5 Ways to Make Time For Healthy Habits as a Medical Professional

Your health matters. As doctors and nurses, we base our entire existence off of how well we adapt and live. Success, work life, home life, relationships and hobbies are high on the priority list, but sometimes we neglect the most obvious – our health. It’s time to consider adding in more healthy habits and time for us, especially when our 9-5 seems to be slowly making its move to number one in our lives.

 

It’s almost time for work: you pull yourself out of bed after a restful night of sleep and stimulate your mind with a cup of coffee. The worst thing you can do next is induce stress on your body. You don’t need another reason, aside from the caffeine, to send your brain into overload. Here are five ways to add some healthy habits and practices into your day and put the potential freak-out session aside.

Meditate for 20 Minutes in the Morning

Give yourself a mental refresh by meditating in a quiet space with no interruptions. Choose a private corner – like a family room, bedroom, home office – that you feel comfortable in. If you need to make adjustments to your area to make it feel more zen, do so. Add a faux-fur hyde or tranquility candle. This space needs to be your own, so you can create your version of a sanctuary that will keep you coming back. Try not to fidget or let your mind wander during this time. If you do it right, you will notice a substantial difference in your brain power for the rest of the day. Meditation is the way.

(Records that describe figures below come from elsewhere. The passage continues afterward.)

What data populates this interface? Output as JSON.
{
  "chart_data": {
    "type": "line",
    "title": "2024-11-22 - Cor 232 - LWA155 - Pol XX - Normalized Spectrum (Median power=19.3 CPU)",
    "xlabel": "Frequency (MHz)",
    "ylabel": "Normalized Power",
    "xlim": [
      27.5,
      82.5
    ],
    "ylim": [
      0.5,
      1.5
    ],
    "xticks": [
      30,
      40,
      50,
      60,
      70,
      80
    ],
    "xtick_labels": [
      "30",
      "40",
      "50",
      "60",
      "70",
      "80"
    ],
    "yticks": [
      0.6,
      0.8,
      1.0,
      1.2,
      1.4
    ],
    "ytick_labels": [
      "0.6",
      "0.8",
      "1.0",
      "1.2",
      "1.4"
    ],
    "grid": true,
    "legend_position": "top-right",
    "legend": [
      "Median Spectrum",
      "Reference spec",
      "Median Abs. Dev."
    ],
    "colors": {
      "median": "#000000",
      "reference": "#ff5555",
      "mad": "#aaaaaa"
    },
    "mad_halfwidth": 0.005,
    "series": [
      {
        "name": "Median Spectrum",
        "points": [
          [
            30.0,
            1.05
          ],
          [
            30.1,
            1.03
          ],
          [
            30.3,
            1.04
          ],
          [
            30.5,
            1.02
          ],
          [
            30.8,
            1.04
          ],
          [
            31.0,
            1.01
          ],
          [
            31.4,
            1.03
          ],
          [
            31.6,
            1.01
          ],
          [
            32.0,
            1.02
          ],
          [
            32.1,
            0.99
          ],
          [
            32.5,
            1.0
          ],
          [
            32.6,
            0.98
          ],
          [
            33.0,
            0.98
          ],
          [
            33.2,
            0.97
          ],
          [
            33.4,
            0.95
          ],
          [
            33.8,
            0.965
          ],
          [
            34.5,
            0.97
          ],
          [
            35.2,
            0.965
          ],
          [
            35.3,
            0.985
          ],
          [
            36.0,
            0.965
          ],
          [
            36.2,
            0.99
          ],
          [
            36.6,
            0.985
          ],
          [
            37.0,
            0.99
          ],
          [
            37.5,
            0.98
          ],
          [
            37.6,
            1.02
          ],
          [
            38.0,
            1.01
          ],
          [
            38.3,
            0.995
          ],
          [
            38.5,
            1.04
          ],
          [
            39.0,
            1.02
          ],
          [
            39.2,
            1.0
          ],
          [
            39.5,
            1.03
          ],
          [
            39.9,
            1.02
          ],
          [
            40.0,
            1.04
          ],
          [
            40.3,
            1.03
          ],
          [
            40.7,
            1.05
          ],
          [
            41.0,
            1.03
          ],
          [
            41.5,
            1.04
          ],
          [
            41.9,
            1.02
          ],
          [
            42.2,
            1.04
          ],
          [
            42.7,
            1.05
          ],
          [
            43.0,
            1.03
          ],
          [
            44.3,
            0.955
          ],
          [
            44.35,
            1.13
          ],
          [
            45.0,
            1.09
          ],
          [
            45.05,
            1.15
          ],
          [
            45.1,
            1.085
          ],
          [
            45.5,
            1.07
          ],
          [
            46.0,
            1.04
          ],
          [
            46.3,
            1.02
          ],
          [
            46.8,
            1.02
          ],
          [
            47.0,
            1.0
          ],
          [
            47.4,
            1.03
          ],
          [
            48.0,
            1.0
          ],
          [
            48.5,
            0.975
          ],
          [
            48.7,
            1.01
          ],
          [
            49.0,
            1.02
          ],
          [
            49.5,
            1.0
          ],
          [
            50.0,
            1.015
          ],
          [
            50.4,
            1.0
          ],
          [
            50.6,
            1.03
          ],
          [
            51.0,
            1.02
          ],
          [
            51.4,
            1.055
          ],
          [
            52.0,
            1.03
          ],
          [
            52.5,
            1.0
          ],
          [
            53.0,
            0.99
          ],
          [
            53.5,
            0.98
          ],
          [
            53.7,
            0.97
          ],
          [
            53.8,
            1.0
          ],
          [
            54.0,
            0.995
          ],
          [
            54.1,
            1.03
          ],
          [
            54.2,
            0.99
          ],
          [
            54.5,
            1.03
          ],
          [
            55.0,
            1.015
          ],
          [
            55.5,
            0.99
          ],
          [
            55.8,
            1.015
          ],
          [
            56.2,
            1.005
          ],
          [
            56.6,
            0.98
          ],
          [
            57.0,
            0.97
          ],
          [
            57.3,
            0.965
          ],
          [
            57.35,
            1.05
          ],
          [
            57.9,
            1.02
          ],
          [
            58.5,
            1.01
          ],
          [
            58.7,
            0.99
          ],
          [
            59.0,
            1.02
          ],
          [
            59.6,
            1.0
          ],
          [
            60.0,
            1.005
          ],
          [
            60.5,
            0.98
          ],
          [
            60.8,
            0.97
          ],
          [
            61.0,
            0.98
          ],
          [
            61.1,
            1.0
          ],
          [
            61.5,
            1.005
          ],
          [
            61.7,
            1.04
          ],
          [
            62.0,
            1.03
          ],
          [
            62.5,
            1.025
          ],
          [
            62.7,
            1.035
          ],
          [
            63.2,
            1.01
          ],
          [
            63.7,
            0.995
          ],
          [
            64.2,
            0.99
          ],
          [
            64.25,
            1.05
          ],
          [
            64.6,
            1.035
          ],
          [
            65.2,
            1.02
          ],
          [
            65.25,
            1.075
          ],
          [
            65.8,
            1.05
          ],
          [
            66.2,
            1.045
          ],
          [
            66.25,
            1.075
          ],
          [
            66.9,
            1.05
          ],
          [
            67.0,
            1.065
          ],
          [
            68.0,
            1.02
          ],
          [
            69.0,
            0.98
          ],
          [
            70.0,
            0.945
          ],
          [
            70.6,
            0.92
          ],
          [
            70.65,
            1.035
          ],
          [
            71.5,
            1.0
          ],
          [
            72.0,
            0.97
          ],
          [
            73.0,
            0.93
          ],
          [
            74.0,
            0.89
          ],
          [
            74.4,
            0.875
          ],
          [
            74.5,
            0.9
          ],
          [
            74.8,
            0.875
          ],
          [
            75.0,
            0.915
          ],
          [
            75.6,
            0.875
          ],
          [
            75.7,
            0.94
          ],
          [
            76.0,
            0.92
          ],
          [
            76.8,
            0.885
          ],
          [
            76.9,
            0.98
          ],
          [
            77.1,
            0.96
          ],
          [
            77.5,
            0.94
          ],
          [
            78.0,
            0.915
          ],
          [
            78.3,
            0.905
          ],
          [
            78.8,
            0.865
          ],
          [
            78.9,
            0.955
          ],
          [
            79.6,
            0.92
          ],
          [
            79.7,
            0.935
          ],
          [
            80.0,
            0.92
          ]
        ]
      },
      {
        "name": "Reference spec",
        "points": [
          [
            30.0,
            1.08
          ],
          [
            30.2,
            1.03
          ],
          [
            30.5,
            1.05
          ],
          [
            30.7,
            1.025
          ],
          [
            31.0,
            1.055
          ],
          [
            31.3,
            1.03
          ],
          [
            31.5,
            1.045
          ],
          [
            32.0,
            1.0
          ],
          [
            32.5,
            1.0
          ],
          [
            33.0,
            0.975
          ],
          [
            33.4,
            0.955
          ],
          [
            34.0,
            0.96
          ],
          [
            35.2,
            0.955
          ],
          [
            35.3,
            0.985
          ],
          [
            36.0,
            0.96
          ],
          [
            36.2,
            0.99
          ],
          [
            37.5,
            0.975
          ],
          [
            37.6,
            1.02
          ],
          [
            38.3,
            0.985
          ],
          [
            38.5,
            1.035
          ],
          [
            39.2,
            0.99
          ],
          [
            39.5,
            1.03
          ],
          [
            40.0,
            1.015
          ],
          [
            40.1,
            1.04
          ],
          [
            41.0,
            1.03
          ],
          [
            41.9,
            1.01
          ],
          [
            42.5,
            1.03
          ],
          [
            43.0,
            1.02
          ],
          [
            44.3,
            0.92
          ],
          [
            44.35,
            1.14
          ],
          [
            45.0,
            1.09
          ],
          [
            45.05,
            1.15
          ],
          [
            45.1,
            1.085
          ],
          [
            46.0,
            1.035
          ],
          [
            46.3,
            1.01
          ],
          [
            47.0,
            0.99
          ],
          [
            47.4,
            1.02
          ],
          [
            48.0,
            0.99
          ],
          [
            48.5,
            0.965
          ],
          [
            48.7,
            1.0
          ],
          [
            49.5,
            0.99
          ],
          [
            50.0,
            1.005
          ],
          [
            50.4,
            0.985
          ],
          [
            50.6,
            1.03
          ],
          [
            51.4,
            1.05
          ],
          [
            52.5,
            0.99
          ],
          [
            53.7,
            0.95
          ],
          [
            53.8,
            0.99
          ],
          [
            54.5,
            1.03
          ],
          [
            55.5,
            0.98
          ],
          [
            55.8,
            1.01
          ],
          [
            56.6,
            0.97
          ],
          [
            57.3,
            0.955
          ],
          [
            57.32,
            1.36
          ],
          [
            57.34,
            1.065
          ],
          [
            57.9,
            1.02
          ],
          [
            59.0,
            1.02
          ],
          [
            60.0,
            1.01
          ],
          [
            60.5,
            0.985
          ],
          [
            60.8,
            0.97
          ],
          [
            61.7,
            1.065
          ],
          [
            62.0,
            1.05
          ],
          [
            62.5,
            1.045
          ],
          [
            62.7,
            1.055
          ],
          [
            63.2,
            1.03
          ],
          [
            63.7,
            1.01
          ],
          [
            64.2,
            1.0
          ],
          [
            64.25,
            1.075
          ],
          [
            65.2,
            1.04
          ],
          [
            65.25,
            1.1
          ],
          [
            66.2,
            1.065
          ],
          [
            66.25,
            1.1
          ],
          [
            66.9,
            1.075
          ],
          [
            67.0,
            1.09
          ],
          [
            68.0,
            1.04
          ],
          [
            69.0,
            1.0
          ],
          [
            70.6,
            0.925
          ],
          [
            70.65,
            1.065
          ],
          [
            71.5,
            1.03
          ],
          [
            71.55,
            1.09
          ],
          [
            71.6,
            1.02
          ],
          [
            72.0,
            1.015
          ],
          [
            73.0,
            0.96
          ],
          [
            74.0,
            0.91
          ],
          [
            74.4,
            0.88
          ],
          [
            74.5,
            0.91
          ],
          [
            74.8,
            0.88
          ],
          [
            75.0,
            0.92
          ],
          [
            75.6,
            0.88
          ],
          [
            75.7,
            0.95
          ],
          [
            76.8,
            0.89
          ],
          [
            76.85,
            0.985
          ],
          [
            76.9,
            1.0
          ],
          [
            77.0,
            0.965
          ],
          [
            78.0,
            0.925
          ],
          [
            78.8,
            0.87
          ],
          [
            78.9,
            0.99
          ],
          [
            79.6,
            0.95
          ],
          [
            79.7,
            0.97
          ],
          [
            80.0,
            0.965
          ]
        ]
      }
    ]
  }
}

Drop the Technology, and Get Outside

After a long shift at the hospital, the last thing your body needs is to become desensitized to your flat screen TV. Technology is slowly decreasing our attention spans. According to a recent study, our attention has dropped from 12 to 8 seconds – which is now just short of the average attention span of a goldfish (yikes!) You need to improve this. Instead of grabbing your iPad, grab a seat outside on the grass. There’s nothing better than taking in a little fresh air after a long day of being cooped up indoors. Plus, you’ll soak in that much-needed vitamin D.

Detox and Eat Healthy

Your doctor wasn’t wrong when he encouraged the “apple a day” theory. Fruits and veggies are loaded with vitamins, minerals, fiber and antioxidants, all of which boost your immune system, turn your food into energy and enrich your overall health. Maybe a detox drink in the morning is your cup of tea. Ginger and apple cider vinegar are ingredient go-tos. Ginger helps with digestion and acv aids in weight loss and lower blood sugar levels. By building up your immunity, you’ll also reduce the risk of catching illnesses from patients or coworkers in the workplace. Save those sick days (so you don’t end up in the walk-in clinic!)

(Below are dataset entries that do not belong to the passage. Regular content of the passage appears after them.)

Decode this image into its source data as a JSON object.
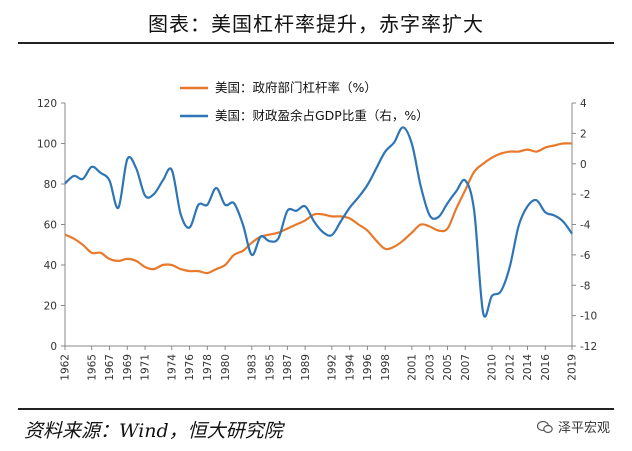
{
  "header": {
    "title": "图表：美国杠杆率提升，赤字率扩大"
  },
  "footer": {
    "source": "资料来源：Wind，恒大研究院",
    "brand": "泽平宏观"
  },
  "chart_data": {
    "type": "line",
    "x": [
      1962,
      1963,
      1964,
      1965,
      1966,
      1967,
      1968,
      1969,
      1970,
      1971,
      1972,
      1973,
      1974,
      1975,
      1976,
      1977,
      1978,
      1979,
      1980,
      1981,
      1982,
      1983,
      1984,
      1985,
      1986,
      1987,
      1988,
      1989,
      1990,
      1991,
      1992,
      1993,
      1994,
      1995,
      1996,
      1997,
      1998,
      1999,
      2000,
      2001,
      2002,
      2003,
      2004,
      2005,
      2006,
      2007,
      2008,
      2009,
      2010,
      2011,
      2012,
      2013,
      2014,
      2015,
      2016,
      2017,
      2018,
      2019
    ],
    "x_tick_labels": [
      "1962",
      "1965",
      "1967",
      "1969",
      "1971",
      "1974",
      "1976",
      "1978",
      "1980",
      "1983",
      "1985",
      "1987",
      "1989",
      "1992",
      "1994",
      "1996",
      "1998",
      "2001",
      "2003",
      "2005",
      "2007",
      "2010",
      "2012",
      "2014",
      "2016",
      "2019"
    ],
    "series": [
      {
        "name": "美国：政府部门杠杆率（%）",
        "axis": "left",
        "color": "#E8792B",
        "values": [
          55,
          53,
          50,
          46,
          46,
          43,
          42,
          43,
          42,
          39,
          38,
          40,
          40,
          38,
          37,
          37,
          36,
          38,
          40,
          45,
          47,
          51,
          54,
          55,
          56,
          58,
          60,
          62,
          65,
          65,
          64,
          64,
          63,
          60,
          57,
          52,
          48,
          49,
          52,
          56,
          60,
          59,
          57,
          58,
          68,
          77,
          86,
          90,
          93,
          95,
          96,
          96,
          97,
          96,
          98,
          99,
          100,
          100
        ]
      },
      {
        "name": "美国：财政盈余占GDP比重（右，%）",
        "axis": "right",
        "color": "#2E75B6",
        "values": [
          -1.3,
          -0.8,
          -1.0,
          -0.2,
          -0.6,
          -1.1,
          -2.9,
          0.3,
          -0.3,
          -2.1,
          -2.0,
          -1.1,
          -0.4,
          -3.3,
          -4.2,
          -2.7,
          -2.7,
          -1.6,
          -2.7,
          -2.6,
          -4.0,
          -6.0,
          -4.8,
          -5.1,
          -4.9,
          -3.1,
          -3.1,
          -2.8,
          -3.8,
          -4.5,
          -4.7,
          -3.8,
          -2.9,
          -2.2,
          -1.4,
          -0.3,
          0.8,
          1.4,
          2.4,
          1.3,
          -1.5,
          -3.4,
          -3.5,
          -2.6,
          -1.8,
          -1.1,
          -3.1,
          -9.8,
          -8.7,
          -8.4,
          -6.8,
          -4.1,
          -2.8,
          -2.4,
          -3.2,
          -3.4,
          -3.8,
          -4.6
        ]
      }
    ],
    "y_left": {
      "min": 0,
      "max": 120,
      "step": 20,
      "ticks": [
        "0",
        "20",
        "40",
        "60",
        "80",
        "100",
        "120"
      ]
    },
    "y_right": {
      "min": -12,
      "max": 4,
      "step": 2,
      "ticks": [
        "-12",
        "-10",
        "-8",
        "-6",
        "-4",
        "-2",
        "0",
        "2",
        "4"
      ]
    },
    "grid": false,
    "legend_position": "top-left"
  }
}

Pencil in Your Workout of Choice

Whether it’s cycling, rock climbing, yoga, running or lifting, find what gets your heart pumping, and run with it. Once you do that, create a schedule that works for you. If Tuesday’s at 6:30 p.m. are the most realistic, (even if it’s NOT ideal) try to maintain this schedule consistently for a few weeks. Keep in mind, it only takes 21 days to make healthy habits stick, so you need to pursue it more than once or twice to get there. Don’t forget the essentials! Always come prepared with your workout bag so you can hit the gym once your shift is over.

Make Time for Friends

Everyone needs a day during the work week to kick back and let your guard down. Grabbing a brew with a couple of besties might be an ideal way to blow off some steam. These meetups are critical to attaining work-life balance. If you neglect them, it’s more likely you’ll build up stress over the week and let it out in an unhealthy way. Bottom line: Follow-through with your friend dates!

Maybe you didn’t get a chance today to make it to the gym to burn some calories (wah, wah). That’s okay, you’re already one step ahead since you’ve read through these healthy improvement ideas. Now that you’re armed with the gear, you can be proactive and make minimal modifications to improve your health and well-being. Your body will thank you.